The Biden Administration released a Permitting Action Plan this week. The plan promises to deliver infrastructure investments on time and on budget that will revitalize communities across the country. The plan is built on five key elements:
- Early cross-agency coordination
- Clear timelines and tracking
- Early and meaningful outreach
- Improved agency responsiveness and technical assistance
- Positive community outcomes.
Last November, Congress passed a landmark infrastructure bill. It provides a once-in-a-generation opportunity to address overdue improvements to the nation’s energy, water, sewer and other infrastructure. It can create jobs, transition the nation to cleaner energy sources, and promote thriving communities.

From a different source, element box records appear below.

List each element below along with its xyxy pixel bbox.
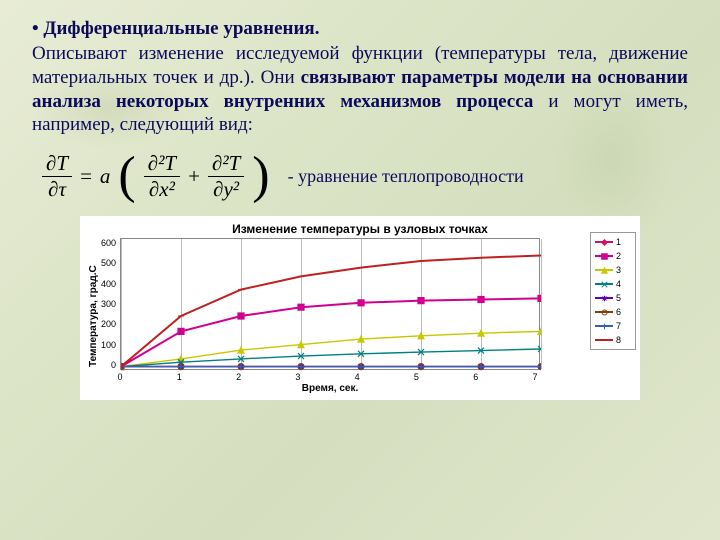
eq-t2-den: ∂y²	[209, 177, 243, 202]
temperature-chart: Изменение температуры в узловых точках Т…	[80, 216, 640, 400]
legend-item: 5	[595, 291, 631, 305]
eq-rparen: )	[252, 153, 269, 200]
heat-equation: ∂T ∂τ = a ( ∂²T ∂x² + ∂²T ∂y² )	[42, 151, 270, 202]
eq-lhs-den: ∂τ	[44, 177, 70, 202]
legend-item: 8	[595, 333, 631, 347]
chart-plot-area	[120, 238, 540, 370]
eq-t1-num: ∂²T	[144, 151, 180, 176]
eq-lhs-num: ∂T	[42, 151, 72, 176]
eq-caption: - уравнение теплопроводности	[288, 166, 524, 187]
body-paragraph: Описывают изменение исследуемой функции …	[32, 42, 688, 137]
chart-title: Изменение температуры в узловых точках	[86, 222, 634, 236]
chart-xticks: 01234567	[120, 372, 540, 382]
legend-item: 4	[595, 277, 631, 291]
chart-legend: 12345678	[590, 232, 636, 350]
eq-equals: =	[80, 164, 92, 189]
eq-coef: a	[100, 164, 111, 189]
eq-plus: +	[188, 164, 200, 189]
legend-item: 6	[595, 305, 631, 319]
eq-t2-num: ∂²T	[208, 151, 244, 176]
chart-ylabel: Температура, град.С	[86, 238, 101, 394]
legend-item: 7	[595, 319, 631, 333]
chart-yticks: 6005004003002001000	[101, 238, 120, 370]
legend-item: 3	[595, 263, 631, 277]
legend-item: 1	[595, 235, 631, 249]
chart-xlabel: Время, сек.	[120, 383, 540, 394]
slide-title: Дифференциальные уравнения.	[32, 18, 688, 40]
eq-t1-den: ∂x²	[145, 177, 179, 202]
legend-item: 2	[595, 249, 631, 263]
eq-lparen: (	[118, 153, 135, 200]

Our nation’s laws include various permitting requirements to ensure that infrastructure decisions are informed by the communities affected by them. Everyone agrees that permits and the protections that come with them are important. Urgent infrastructure needs demand permitting that is efficient as well as effective.
With his Permitting Action Plan, President Biden commits to getting infrastructure built on time, on task and on budget. An interagency Federal Permitting Improvement Steering Council (FPICS) will improve coordination among agencies and resolve issues consistent with climate, economic and equity goals.

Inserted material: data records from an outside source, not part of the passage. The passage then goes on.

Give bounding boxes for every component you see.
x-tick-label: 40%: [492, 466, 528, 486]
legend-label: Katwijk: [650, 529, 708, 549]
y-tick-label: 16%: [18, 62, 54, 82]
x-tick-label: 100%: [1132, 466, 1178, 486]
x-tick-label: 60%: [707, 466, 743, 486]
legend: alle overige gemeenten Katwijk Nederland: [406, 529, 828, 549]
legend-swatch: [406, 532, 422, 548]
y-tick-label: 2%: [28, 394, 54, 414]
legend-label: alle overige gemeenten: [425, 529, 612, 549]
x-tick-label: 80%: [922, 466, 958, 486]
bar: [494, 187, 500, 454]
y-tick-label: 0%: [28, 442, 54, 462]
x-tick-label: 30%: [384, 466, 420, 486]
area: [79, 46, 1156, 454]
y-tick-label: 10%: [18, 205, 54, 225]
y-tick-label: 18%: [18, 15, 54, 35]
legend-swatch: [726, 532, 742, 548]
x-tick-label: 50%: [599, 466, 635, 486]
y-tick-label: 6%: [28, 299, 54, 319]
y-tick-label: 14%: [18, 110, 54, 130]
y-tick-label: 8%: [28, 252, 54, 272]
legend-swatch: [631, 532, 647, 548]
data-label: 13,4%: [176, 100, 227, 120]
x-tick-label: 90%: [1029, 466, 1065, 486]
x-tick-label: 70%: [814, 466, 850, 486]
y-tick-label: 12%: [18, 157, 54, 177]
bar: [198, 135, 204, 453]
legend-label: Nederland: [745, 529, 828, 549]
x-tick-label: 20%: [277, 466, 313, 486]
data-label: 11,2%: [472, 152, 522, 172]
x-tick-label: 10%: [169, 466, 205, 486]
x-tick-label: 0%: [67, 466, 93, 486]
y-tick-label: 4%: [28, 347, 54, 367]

- Deadlines for Action — Sector-specific teams have 60 days to provide the Permitting Council a charter identifying actions to promote the effectiveness and timeliness of permitting. The sector teams include: (1) Offshore wind energy and transmission; (2) Onshore renewable energy and transmission; (3) Broadband; (4) Production and processing of critical minerals; (5) Transportation; and (6) Climate-smart infrastructure.
- Technical Assistance — Agencies will identify, share, or develop resources, trainings, and tools to assist project sponsors, permit applicants, affected communities, Tribal communities, and other stakeholders. The plan recognizes that engaging the public and completing environmental reviews quickly requires staff and resources. Many agencies like the Bureau of Land Management lost staff with the necessary expertise over the past several years needed to conduct effective environmental reviews. Local communities — as well as state, local and tribal governments — need financial support to engage in project development in a prompt and meaningful manner. Tribal Historic Preservation Officers need resources to ensure that projects such as wind farms, pipelines or transmission lines, are built in a way that protects historic and cultural resources. Infrastructure money should fund such capacity as well as concrete.
Where Do We Go From Here?
The Biden-Harris Permitting Action Plan points the country in the right direction. Now, we need agencies to deliver. They will need the help and cooperation of the various stakeholders involved from groups like NRDC as well as industry. Together we can deliver projects the nation needs built in a way that local communities thrive.